A new song for the Kwong

Diane, meanwhile, has set part of another Psalm to music -- Psalm 56:5-6: “when I am afraid, I will trust in you. If I trust in you, what can mortal man do to me?” As with her other Kwong compositions, she uses the traditional 5-stringed harp called a “gimbil”. This instrument, like all Kwong music, is tuned to a pentatonic (5 note) scale, as opposed to the more familiar octave (8 note) scale we use in the West. When she taught this latest song to the children in Sunday School a couple weeks ago, we were amazed at how the kids took to it – a new song in their language using their tonal system, but infused with a kind of pleasing melody that their own music mostly lacks. They just kept on singing it. We saw once again in the children a receptiveness to new things in general and to spiritual truth in particular that validates the considerable effort we have invested in them in recent years.

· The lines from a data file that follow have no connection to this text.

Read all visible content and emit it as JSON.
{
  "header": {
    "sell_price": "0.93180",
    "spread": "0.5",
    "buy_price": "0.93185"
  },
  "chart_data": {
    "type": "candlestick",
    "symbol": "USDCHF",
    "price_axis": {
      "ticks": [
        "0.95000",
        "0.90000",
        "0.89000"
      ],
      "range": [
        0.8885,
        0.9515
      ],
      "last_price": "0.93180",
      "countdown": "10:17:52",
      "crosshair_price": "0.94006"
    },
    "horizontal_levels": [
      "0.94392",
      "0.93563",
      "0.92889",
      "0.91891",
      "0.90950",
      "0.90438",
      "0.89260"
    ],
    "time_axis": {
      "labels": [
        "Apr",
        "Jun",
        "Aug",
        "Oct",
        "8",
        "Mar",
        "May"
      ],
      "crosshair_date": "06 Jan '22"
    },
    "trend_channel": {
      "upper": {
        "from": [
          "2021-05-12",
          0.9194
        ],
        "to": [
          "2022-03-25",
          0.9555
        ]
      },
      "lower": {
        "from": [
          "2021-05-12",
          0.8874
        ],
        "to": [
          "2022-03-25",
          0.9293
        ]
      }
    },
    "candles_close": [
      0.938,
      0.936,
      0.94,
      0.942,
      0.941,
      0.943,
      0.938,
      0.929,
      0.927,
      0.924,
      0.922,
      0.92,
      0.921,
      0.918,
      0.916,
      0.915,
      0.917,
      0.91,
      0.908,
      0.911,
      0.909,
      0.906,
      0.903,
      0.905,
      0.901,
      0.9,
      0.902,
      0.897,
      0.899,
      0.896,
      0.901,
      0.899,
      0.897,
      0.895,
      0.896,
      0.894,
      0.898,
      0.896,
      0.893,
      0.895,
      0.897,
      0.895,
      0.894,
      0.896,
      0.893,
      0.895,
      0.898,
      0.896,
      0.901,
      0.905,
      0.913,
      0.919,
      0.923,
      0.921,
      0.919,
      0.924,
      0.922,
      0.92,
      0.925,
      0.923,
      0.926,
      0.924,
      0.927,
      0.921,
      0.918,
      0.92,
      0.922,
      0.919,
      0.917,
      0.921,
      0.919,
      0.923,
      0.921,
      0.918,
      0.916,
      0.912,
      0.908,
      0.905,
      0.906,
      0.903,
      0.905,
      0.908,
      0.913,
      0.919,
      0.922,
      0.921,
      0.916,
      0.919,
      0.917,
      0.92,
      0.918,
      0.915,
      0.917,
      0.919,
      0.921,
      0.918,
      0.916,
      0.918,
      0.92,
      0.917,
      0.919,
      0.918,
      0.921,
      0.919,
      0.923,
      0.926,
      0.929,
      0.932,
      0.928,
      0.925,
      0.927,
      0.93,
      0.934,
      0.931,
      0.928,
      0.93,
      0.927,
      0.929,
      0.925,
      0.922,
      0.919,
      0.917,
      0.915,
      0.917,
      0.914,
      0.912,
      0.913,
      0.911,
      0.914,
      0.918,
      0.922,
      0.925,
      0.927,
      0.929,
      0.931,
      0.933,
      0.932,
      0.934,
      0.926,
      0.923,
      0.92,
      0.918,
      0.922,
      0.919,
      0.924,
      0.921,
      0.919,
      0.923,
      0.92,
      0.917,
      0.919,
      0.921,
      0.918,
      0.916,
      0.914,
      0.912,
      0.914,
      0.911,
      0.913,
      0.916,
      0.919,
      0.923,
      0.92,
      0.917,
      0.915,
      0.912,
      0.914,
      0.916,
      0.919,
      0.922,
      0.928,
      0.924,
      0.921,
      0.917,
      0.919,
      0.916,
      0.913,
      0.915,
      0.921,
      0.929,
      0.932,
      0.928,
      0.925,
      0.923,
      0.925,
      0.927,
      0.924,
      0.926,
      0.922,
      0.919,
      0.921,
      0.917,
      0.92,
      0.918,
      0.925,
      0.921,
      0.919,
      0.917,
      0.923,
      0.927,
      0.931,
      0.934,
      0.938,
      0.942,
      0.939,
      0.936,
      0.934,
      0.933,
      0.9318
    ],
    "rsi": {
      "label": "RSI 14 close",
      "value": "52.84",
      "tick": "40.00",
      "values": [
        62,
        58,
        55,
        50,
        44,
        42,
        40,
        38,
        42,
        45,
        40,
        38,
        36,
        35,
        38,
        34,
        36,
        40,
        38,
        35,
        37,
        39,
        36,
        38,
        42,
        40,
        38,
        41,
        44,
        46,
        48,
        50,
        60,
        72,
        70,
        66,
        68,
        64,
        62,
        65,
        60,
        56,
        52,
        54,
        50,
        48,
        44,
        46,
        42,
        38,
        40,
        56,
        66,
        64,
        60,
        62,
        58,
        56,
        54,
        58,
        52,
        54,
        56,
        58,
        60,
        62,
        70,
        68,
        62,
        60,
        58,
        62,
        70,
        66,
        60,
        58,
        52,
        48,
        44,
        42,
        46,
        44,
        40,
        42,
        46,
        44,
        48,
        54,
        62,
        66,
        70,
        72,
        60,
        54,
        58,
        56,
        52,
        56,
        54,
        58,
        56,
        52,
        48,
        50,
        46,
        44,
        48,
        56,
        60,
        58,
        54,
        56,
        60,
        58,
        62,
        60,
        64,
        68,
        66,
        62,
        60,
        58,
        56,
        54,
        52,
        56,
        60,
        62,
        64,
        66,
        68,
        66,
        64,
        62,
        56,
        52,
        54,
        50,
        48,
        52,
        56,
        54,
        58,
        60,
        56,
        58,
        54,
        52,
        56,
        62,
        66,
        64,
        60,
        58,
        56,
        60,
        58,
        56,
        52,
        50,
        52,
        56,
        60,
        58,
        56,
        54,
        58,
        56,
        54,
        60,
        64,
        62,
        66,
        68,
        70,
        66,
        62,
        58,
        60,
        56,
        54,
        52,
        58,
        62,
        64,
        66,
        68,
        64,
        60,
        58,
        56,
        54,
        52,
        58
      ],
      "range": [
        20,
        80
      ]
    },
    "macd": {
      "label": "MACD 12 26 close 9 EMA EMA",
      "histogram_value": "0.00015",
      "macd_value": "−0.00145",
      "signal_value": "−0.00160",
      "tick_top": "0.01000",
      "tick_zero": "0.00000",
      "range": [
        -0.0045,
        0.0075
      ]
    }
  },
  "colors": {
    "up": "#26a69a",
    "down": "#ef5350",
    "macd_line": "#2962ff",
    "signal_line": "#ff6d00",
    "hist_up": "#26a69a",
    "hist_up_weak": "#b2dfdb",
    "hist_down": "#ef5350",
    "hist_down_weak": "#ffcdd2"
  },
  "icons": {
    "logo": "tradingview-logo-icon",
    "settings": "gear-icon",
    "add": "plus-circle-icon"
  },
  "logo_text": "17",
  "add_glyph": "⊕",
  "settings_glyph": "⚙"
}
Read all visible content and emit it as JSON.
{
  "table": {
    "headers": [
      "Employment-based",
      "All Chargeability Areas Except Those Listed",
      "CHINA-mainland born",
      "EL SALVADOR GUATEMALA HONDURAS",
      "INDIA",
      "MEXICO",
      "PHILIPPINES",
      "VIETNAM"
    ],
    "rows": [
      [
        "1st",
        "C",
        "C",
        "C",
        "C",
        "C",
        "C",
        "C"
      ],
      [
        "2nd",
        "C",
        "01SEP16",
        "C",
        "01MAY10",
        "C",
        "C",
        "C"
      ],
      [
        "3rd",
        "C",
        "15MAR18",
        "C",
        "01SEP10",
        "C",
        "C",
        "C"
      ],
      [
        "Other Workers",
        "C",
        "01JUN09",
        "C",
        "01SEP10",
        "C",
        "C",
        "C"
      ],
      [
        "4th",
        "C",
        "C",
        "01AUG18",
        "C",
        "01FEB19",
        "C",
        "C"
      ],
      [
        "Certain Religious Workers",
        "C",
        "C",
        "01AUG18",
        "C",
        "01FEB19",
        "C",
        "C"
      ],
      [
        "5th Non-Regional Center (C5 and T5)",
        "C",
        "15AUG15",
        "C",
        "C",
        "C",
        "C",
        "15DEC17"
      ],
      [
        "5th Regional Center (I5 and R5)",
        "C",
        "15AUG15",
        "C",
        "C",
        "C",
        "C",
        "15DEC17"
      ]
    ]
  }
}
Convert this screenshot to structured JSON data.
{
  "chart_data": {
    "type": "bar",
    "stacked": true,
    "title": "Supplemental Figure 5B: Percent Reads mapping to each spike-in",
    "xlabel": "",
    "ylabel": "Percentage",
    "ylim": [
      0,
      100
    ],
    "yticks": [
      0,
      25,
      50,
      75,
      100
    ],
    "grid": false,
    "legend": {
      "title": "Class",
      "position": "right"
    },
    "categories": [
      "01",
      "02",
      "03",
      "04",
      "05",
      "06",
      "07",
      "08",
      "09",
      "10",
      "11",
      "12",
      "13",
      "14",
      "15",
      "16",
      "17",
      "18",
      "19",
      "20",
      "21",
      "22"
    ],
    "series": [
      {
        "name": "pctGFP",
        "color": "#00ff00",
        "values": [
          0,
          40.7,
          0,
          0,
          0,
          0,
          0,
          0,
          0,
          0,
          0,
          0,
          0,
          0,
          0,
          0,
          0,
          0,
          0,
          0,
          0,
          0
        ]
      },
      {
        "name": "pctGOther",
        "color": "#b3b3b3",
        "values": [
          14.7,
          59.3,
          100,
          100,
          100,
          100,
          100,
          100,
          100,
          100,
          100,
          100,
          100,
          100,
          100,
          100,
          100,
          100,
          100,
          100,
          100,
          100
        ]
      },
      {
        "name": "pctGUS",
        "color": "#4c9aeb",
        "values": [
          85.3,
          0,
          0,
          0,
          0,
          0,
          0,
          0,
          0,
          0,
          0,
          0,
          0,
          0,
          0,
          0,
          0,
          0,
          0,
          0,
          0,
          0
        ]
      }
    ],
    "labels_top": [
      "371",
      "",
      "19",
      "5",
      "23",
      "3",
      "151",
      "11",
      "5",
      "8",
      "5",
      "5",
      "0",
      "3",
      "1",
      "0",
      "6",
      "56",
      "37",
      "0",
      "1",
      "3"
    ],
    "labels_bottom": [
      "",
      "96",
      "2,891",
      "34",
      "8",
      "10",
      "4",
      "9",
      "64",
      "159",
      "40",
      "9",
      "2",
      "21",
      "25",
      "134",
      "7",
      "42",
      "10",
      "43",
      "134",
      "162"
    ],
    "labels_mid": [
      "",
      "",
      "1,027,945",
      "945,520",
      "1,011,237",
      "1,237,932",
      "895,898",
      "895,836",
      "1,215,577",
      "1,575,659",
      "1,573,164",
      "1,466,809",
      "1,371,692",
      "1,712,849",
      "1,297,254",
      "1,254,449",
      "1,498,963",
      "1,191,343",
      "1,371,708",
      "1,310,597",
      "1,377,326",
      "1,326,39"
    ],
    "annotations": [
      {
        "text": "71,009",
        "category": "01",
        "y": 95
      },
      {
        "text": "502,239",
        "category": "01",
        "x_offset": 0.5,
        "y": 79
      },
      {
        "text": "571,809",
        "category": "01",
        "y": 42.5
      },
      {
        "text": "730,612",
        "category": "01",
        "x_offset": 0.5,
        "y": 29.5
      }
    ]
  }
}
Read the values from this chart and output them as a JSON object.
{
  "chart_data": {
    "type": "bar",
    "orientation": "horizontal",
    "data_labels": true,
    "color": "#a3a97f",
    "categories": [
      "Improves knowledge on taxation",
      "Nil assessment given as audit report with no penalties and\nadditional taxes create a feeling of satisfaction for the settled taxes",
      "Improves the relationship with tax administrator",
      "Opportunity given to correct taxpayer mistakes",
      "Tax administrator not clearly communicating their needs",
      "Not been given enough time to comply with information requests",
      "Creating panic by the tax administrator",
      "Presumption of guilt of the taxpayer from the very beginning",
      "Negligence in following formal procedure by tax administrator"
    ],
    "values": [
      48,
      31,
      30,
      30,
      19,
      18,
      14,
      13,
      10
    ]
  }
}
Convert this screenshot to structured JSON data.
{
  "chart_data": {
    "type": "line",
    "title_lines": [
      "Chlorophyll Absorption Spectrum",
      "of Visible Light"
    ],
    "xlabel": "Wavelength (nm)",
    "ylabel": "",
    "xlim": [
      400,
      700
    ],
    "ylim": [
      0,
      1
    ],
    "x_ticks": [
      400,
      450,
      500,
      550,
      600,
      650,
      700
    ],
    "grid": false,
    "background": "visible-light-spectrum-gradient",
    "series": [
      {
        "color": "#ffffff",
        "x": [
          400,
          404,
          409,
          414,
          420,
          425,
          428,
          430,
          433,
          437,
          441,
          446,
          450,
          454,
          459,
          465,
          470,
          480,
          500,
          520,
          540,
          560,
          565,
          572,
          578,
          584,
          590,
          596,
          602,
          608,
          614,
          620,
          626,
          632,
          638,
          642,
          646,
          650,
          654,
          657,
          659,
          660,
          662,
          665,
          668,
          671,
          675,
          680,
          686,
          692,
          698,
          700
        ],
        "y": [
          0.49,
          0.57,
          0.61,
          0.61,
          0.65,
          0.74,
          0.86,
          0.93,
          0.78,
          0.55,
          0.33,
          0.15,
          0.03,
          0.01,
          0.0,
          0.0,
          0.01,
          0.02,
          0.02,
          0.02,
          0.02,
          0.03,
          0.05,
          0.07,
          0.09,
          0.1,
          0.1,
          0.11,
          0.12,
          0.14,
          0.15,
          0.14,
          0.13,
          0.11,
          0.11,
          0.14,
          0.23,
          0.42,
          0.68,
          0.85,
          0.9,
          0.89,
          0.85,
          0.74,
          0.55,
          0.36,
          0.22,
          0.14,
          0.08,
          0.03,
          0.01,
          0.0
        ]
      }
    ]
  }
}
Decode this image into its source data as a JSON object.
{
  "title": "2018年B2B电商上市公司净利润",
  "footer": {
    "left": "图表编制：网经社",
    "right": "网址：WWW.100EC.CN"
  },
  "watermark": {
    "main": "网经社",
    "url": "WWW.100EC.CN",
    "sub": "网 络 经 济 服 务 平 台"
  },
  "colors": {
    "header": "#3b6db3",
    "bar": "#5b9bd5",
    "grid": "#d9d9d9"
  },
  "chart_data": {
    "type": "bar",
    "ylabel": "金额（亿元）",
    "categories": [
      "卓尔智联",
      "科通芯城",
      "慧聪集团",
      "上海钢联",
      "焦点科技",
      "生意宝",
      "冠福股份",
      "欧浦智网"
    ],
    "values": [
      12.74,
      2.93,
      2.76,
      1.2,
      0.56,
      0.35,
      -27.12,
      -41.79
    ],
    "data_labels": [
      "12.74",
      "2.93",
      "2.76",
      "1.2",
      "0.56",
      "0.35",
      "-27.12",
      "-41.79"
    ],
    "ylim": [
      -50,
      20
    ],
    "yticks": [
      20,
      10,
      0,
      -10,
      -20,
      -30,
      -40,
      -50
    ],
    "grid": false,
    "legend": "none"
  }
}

Oxen, horses, pumpkins, and fulcrums

Fulcrums are wonderful things – force multipliers as we learned from the unfortunate men and women who had to teach us physics. Mark learned his lessons well. So, when an ox managed to get his hoof caught under one of the steel gates of our new clinic building and then bent it all out of shape in his effort to extricate himself, Mark knew exactly what he needed to bend it straight: a Fulcrum. And what more convenient fulcrum than one’s very own rib cage? And what more fitting lever than one’s very own arm? Well, at least this time he didn’t exceed the rated sheer strength of his arm, but the bottom two ribs on his right side were a different story. It actually didn’t hurt too bad for the first 24 hours. That is, until (enter horse, stage right, pumpkins, stage left) a bunch of horses decided Diane’s said pumpkins were good eating. Mark, filled with righteous indignation (after all, pumpkin pie is a favorite), took after them. While the horses cantered sort of bored-like and Mark did his Usain Bolt imitation, the damaged fulcrum gave way. Ouch once, ouch twice, ouch for 3 weeks. Unlike the time he fell off the bottom rung of a ladder and broke his wrist, or the time he smashed his flip-flop shod foot to smithereens on the hank of the large sow which was plowing up the front yard, this time we didn’t bother with the formalities of an x-ray. He seems, however to be healing, the pumpkins are still growing, and oh yes, the gate is still bent.